Por RSM 30 03 2026
A Polícia Judiciária (PJ) deteve dois cidadãos suspeitos de cobrarem quantias elevadas de dinheiro sob a alegação de que seriam capazes de curar o VIH tipo 1, num caso que está a ser tratado como crime de atentado contra a saúde pública.
Entre os detidos encontram-se uma mulher de nacionalidade luso-guineense de 50 anos de idade e o seu marido, de nacionalidade sueca, de 53 anos de idade.
Segundo as autoridades, o esquema estaria a ser desenvolvido na localidade de Bor, arredores de Bissau, numa casa arrendada.

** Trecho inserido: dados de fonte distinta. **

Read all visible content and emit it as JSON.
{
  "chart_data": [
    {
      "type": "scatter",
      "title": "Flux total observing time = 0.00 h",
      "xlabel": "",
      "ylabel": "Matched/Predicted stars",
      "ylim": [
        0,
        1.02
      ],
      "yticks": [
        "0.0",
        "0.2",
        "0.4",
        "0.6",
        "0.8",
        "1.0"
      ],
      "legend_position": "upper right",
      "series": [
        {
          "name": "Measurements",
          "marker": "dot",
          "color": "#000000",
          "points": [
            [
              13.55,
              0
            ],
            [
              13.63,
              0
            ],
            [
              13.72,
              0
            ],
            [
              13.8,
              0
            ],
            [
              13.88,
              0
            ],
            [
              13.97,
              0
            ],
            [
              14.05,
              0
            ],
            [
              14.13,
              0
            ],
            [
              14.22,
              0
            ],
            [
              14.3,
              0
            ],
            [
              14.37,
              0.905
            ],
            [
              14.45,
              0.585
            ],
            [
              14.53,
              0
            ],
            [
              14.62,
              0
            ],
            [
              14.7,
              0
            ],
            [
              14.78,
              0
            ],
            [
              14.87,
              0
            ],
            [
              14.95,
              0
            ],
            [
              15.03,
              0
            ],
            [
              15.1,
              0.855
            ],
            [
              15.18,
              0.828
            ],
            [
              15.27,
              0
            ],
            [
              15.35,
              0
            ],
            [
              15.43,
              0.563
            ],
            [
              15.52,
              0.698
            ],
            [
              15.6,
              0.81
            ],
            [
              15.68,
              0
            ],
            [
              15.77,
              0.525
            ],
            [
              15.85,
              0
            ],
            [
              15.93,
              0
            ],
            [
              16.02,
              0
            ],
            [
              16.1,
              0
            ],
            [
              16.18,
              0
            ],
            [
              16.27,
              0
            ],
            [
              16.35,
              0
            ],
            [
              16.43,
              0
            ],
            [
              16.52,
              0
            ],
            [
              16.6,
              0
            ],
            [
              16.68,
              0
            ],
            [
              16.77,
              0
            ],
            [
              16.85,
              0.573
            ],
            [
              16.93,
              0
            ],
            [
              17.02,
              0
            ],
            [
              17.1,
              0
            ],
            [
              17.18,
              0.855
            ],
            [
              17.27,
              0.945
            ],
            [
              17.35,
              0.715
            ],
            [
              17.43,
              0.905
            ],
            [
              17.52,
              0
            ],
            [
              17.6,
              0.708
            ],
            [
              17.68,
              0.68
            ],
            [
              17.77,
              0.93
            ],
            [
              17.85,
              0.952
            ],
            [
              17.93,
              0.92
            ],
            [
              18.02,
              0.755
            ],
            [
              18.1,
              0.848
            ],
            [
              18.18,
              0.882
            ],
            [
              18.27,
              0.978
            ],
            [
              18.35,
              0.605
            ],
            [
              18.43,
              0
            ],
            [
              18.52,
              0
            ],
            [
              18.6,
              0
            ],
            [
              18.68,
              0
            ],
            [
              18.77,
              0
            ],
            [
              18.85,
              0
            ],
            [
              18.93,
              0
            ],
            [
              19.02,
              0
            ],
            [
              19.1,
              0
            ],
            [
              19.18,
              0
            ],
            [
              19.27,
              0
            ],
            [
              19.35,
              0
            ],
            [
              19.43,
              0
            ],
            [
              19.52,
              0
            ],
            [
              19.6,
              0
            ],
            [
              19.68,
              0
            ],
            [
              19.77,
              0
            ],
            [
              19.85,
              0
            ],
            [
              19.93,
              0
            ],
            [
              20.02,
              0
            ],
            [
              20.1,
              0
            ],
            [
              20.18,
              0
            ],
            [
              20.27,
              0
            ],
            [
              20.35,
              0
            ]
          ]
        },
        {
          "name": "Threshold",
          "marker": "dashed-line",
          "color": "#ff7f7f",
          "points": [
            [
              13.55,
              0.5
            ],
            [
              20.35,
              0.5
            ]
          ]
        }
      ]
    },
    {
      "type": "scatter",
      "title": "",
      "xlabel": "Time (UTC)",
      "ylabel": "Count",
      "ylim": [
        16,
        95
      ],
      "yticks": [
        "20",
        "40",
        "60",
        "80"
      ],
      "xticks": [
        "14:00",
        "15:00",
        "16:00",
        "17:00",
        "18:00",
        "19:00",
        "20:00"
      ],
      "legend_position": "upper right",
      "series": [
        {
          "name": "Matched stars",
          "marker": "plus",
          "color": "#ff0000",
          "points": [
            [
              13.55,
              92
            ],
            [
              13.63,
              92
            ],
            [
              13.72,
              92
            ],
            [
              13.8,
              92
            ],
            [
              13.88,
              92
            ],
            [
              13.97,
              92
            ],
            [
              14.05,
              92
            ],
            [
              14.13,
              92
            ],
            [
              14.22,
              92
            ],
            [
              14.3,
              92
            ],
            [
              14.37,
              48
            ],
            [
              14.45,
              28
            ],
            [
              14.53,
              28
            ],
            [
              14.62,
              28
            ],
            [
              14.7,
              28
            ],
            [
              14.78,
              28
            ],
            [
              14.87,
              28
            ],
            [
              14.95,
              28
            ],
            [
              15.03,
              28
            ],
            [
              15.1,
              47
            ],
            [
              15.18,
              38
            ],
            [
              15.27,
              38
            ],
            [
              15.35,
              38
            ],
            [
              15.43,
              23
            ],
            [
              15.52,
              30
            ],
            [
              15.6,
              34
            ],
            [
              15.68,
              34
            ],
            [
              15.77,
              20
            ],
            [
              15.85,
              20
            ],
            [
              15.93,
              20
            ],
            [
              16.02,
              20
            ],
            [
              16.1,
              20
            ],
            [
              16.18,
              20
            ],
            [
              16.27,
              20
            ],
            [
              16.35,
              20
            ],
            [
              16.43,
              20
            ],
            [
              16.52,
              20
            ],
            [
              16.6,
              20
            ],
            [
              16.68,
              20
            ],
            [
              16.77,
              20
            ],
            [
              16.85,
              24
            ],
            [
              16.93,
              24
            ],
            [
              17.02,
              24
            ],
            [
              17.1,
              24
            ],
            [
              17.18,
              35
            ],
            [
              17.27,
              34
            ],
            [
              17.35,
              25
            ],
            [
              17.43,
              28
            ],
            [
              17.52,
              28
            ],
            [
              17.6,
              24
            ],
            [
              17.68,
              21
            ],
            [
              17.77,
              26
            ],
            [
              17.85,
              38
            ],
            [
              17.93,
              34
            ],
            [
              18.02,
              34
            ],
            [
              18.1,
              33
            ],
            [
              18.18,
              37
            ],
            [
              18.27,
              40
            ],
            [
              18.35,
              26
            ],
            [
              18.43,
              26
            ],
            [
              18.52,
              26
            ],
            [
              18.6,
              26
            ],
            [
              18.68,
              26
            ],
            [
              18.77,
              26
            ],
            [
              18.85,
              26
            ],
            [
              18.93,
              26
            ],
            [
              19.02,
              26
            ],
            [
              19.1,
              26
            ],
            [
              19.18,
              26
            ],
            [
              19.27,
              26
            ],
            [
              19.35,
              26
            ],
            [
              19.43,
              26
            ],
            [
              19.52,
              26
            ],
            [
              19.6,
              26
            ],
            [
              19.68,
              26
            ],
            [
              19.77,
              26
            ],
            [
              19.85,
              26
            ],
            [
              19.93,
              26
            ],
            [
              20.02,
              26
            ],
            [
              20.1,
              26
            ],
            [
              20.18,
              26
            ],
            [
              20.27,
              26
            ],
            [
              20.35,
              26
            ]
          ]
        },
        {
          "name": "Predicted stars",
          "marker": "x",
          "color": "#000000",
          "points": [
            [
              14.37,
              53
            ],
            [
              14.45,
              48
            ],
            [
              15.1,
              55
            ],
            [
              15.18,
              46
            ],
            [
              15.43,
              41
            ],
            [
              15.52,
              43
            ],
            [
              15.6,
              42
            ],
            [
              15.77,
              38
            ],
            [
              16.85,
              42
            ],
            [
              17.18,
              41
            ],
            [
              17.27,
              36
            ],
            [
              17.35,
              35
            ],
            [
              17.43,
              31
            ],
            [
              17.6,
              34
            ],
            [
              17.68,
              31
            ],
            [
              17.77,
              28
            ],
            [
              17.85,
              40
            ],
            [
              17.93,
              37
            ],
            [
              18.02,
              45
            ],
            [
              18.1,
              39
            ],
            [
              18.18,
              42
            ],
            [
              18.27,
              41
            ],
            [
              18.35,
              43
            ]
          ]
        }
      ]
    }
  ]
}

De acordo com informações recolhidas, o casal promovia os seus supostos tratamentos através das redes sociais, atraindo diversas pessoas. Pelos serviços, cobravam cerca de 100 mil francos CFA aos cidadãos nacionais e valores que podiam atingir os 18 mil euros aos estrangeiros.
Os suspeitos deverão ser apresentados ainda hoje às autoridades judiciais. Em conferência de imprensa, o subinspetor da PJ, Domingos Etiene Gomes, explicou que, durante a operação, foi confirmado que o casal tem filhos menores, que serão encaminhados para o lar de acolhimento da SOS Guiné-Bissau.
O responsável adiantou ainda que os dois cidadãos não possuíam qualquer certificação para exercer atividades na área da saúde.
As autoridades admitem, no entanto, que ainda não é conhecido o número exato de pessoas que terão sido submetidas ao alegado tratamento fraudulento.
O caso continua sob investigação, com o Ministério Público a conduzir diligências para apurar todos os factos.
Entretanto, a PJ não adianta se esquema ter sido expandido para outras regiões do país. Situações semelhantes têm sido frequentemente reportadas, com indivíduos a utilizarem megafones nas ruas para vender remédios tradicionais, prometendo alegada cura de diversas doenças crónicas.